Consumidor não quer subsídios, quer opções
Fim do subsídio para fontes incentivadas proposto pela MP 998/2020 torna o setor mais competitivo, mas precisa andar de mãos dadas com a abertura do mercado livre de energia.
Publicada no início do mês, a Medida Provisória nº 998/2020, que agora tramita no Congresso, contempla uma série de medidas vistas com bons olhos por diferentes agentes do setor elétrico. O documento foi apelidado de MP do Consumidor, porque objetiva amenizar os impactos da Conta-Covid, evitando um aumento expressivo nas tarifas de energia a partir do próximo ano. Mas, além de prover alguns recursos financeiros para a Conta de Desenvolvimento Energético (CDE), a MP também propõe mudanças substanciais no mercado de energia – entre elas o fim do desconto nas tarifas de transmissão e distribuição para novas usinas de geração que utilizam fontes renováveis ou incentivadas.
O incentivo existente, que reduz entre 50% e 100% o valor da Tarifa de Uso do Sistema de Transmissão (TUST) e da Tarifa de Uso do Sistema de Distribuição (TUSD) para energia gerada a partir das fontes eólica, fotovoltaica, biomassa e pequenas centrais hidrelétricas (PCHs), foi criado há mais de duas décadas para estimular a expansão e ampliar a participação das renováveis na matriz energética brasileira. Ao longo deste período, e mais especialmente nos últimos 10 anos, no entanto, as fontes renováveis se beneficiaram da evolução tecnológica e dos ganhos de escala: o investimento e o custo de geração reduziram significativamente.
Hoje as fontes renováveis formam um mercado suficientemente maduro e competitivo. Em alguns casos, usinas eólicas e solares já conseguem vender energia nos leilões do mercado regulado por preços inferiores aos de grandes hidrelétricas, e bem abaixo das térmicas que usam fontes fósseis. De fato, não há mais justificativa para um incentivo cujo custo soma cerca de R$ 4 bilhões por ano e é pago por todos os consumidores.
Todavia, as medidas de incentivo às fontes incentivadas foram o principal motivador para a criação de uma categoria de consumidores chamada de “especiais” – aqueles que participam do Ambiente de Contratação Livre (ACL), mas podem adquirir somente energia de fontes renováveis. Em outras palavras, uma reserva de mercado estabelecida para garantis a expansão dessas fontes. Agora, com a proposta de retirada dos subsídios, é necessário garantir a migração dos consumidores especiais para a categoria de consumidores livres.
Os consumidores especiais, cuja demanda de energia está entre 500 kW e 2,0 MW, representam um consumo aproximado de 4GWMed. Há também uma quantidade expressiva de consumidores de maior porte que têm interesse em adquirir energia limpa e renovável para cumprir compromissos de sustentabilidade, desde que a preços competitivos. O fim da reserva de mercado pode contribuir para a redução do preço da energia elétrica devido ao aumento da concorrência entre os tipos de energia convencional e especial.

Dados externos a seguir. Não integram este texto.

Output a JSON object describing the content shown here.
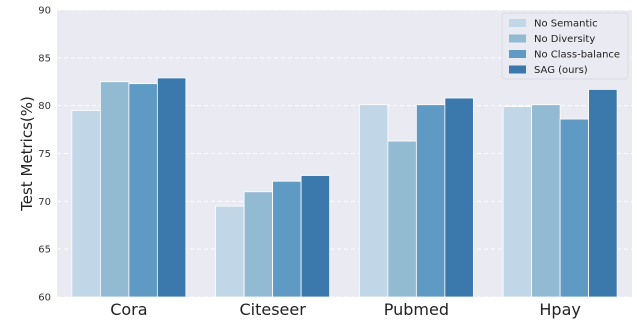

Além disso, o aumento da competitividade deve estimular investimentos em inovação e modernização, aumentando a eficiência dos geradores e do sistema como um todo.
A Portaria 465/2019, publicada pelo do Ministério de Minas e Energia (MME), prevê para o início do próximo ano a abertura do mercado para consumidores com carga acima de 1,5 MW. Pelo calendário definido neste documento, os limites mínimos serão reduzidos gradualmente até que todos os consumidores acima de 500 kW tenham acesso ao mercado livre a partir de janeiro de 2023.

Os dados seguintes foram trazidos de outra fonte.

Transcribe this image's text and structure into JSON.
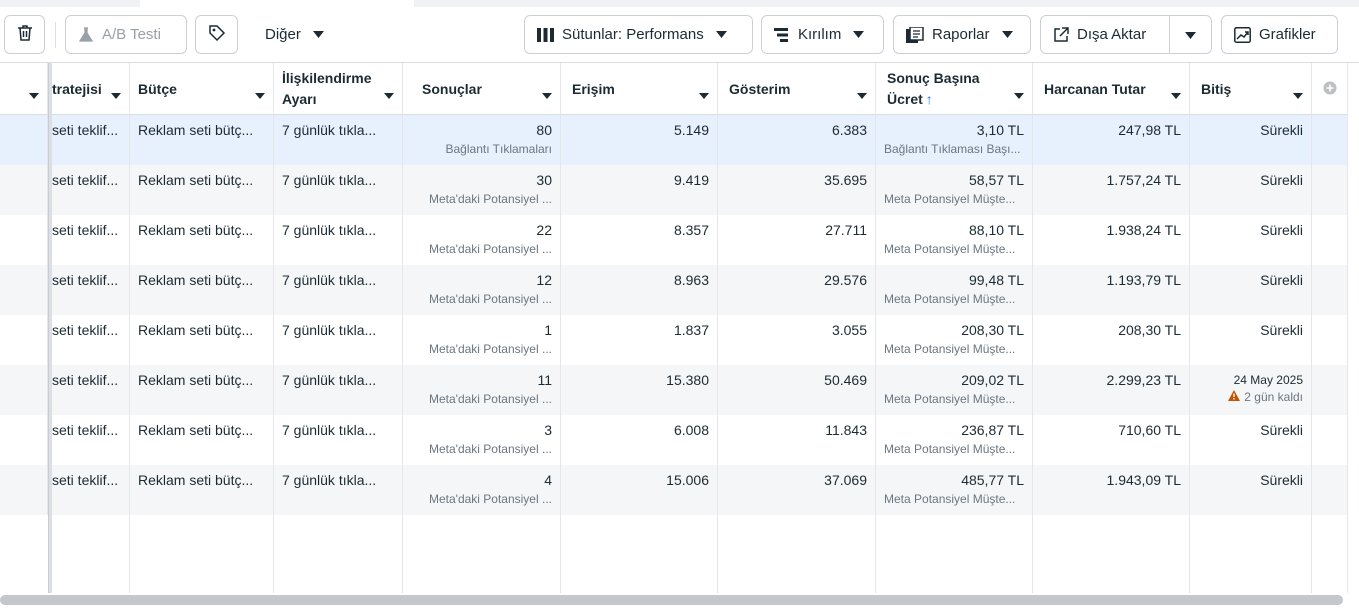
{
  "toolbar": {
    "ab_test": "A/B Testi",
    "more": "Diğer",
    "columns": "Sütunlar: Performans",
    "breakdown": "Kırılım",
    "reports": "Raporlar",
    "export": "Dışa Aktar",
    "charts": "Grafikler"
  },
  "columns": {
    "strategy": "tratejisi",
    "budget": "Bütçe",
    "attribution": "İlişkilendirme Ayarı",
    "results": "Sonuçlar",
    "reach": "Erişim",
    "impressions": "Gösterim",
    "cost_per_result": "Sonuç Başına Ücret",
    "amount_spent": "Harcanan Tutar",
    "ends": "Bitiş"
  },
  "rows": [
    {
      "strategy": "seti teklif...",
      "budget": "Reklam seti bütç...",
      "attribution": "7 günlük tıkla...",
      "results": "80",
      "results_sub": "Bağlantı Tıklamaları",
      "reach": "5.149",
      "impressions": "6.383",
      "cpr": "3,10 TL",
      "cpr_sub": "Bağlantı Tıklaması Başı...",
      "spent": "247,98 TL",
      "ends": "Sürekli"
    },
    {
      "strategy": "seti teklif...",
      "budget": "Reklam seti bütç...",
      "attribution": "7 günlük tıkla...",
      "results": "30",
      "results_sub": "Meta'daki Potansiyel ...",
      "reach": "9.419",
      "impressions": "35.695",
      "cpr": "58,57 TL",
      "cpr_sub": "Meta Potansiyel Müşte...",
      "spent": "1.757,24 TL",
      "ends": "Sürekli"
    },
    {
      "strategy": "seti teklif...",
      "budget": "Reklam seti bütç...",
      "attribution": "7 günlük tıkla...",
      "results": "22",
      "results_sub": "Meta'daki Potansiyel ...",
      "reach": "8.357",
      "impressions": "27.711",
      "cpr": "88,10 TL",
      "cpr_sub": "Meta Potansiyel Müşte...",
      "spent": "1.938,24 TL",
      "ends": "Sürekli"
    },
    {
      "strategy": "seti teklif...",
      "budget": "Reklam seti bütç...",
      "attribution": "7 günlük tıkla...",
      "results": "12",
      "results_sub": "Meta'daki Potansiyel ...",
      "reach": "8.963",
      "impressions": "29.576",
      "cpr": "99,48 TL",
      "cpr_sub": "Meta Potansiyel Müşte...",
      "spent": "1.193,79 TL",
      "ends": "Sürekli"
    },
    {
      "strategy": "seti teklif...",
      "budget": "Reklam seti bütç...",
      "attribution": "7 günlük tıkla...",
      "results": "1",
      "results_sub": "Meta'daki Potansiyel ...",
      "reach": "1.837",
      "impressions": "3.055",
      "cpr": "208,30 TL",
      "cpr_sub": "Meta Potansiyel Müşte...",
      "spent": "208,30 TL",
      "ends": "Sürekli"
    },
    {
      "strategy": "seti teklif...",
      "budget": "Reklam seti bütç...",
      "attribution": "7 günlük tıkla...",
      "results": "11",
      "results_sub": "Meta'daki Potansiyel ...",
      "reach": "15.380",
      "impressions": "50.469",
      "cpr": "209,02 TL",
      "cpr_sub": "Meta Potansiyel Müşte...",
      "spent": "2.299,23 TL",
      "ends_date": "24 May 2025",
      "ends_warning": "2 gün kaldı"
    },
    {
      "strategy": "seti teklif...",
      "budget": "Reklam seti bütç...",
      "attribution": "7 günlük tıkla...",
      "results": "3",
      "results_sub": "Meta'daki Potansiyel ...",
      "reach": "6.008",
      "impressions": "11.843",
      "cpr": "236,87 TL",
      "cpr_sub": "Meta Potansiyel Müşte...",
      "spent": "710,60 TL",
      "ends": "Sürekli"
    },
    {
      "strategy": "seti teklif...",
      "budget": "Reklam seti bütç...",
      "attribution": "7 günlük tıkla...",
      "results": "4",
      "results_sub": "Meta'daki Potansiyel ...",
      "reach": "15.006",
      "impressions": "37.069",
      "cpr": "485,77 TL",
      "cpr_sub": "Meta Potansiyel Müşte...",
      "spent": "1.943,09 TL",
      "ends": "Sürekli"
    }
  ]
}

Aguardamos ansiosamente a realização dessa abertura – o que tornará a retirada de subsídios mais justa, ampliando as opções de escolha do consumidor.
A retirada de subsídios é salutar para o setor elétrico brasileiro – especialmente os chamados “subsídios cruzados”, nos quais o valor isentado a um grupo é pago por outros. A MP 998/2020 dá um passo importante nesse sentido. Como os demais subsídios existentes no setor elétrico, que caem na rubrica da Conta de Desenvolvimento Energético (CDE), o desconto nas tarifas de transmissão e distribuição para fontes incentivadas seguia a regra pouco eficiente de criar incentivos sem definir critérios e prazos para reavaliar os benefícios e determinar seu término. Mas as correções de rumo devem sempre acontecer em prol da ampliação do mercado e do aumento da competitividade, dando aos consumidores – o ser e a razão de ser do setor de energia – mais alternativas e melhores condições de escolha para suprirem sua demanda.
Carlos Faria é diretor-presidente da ANACE.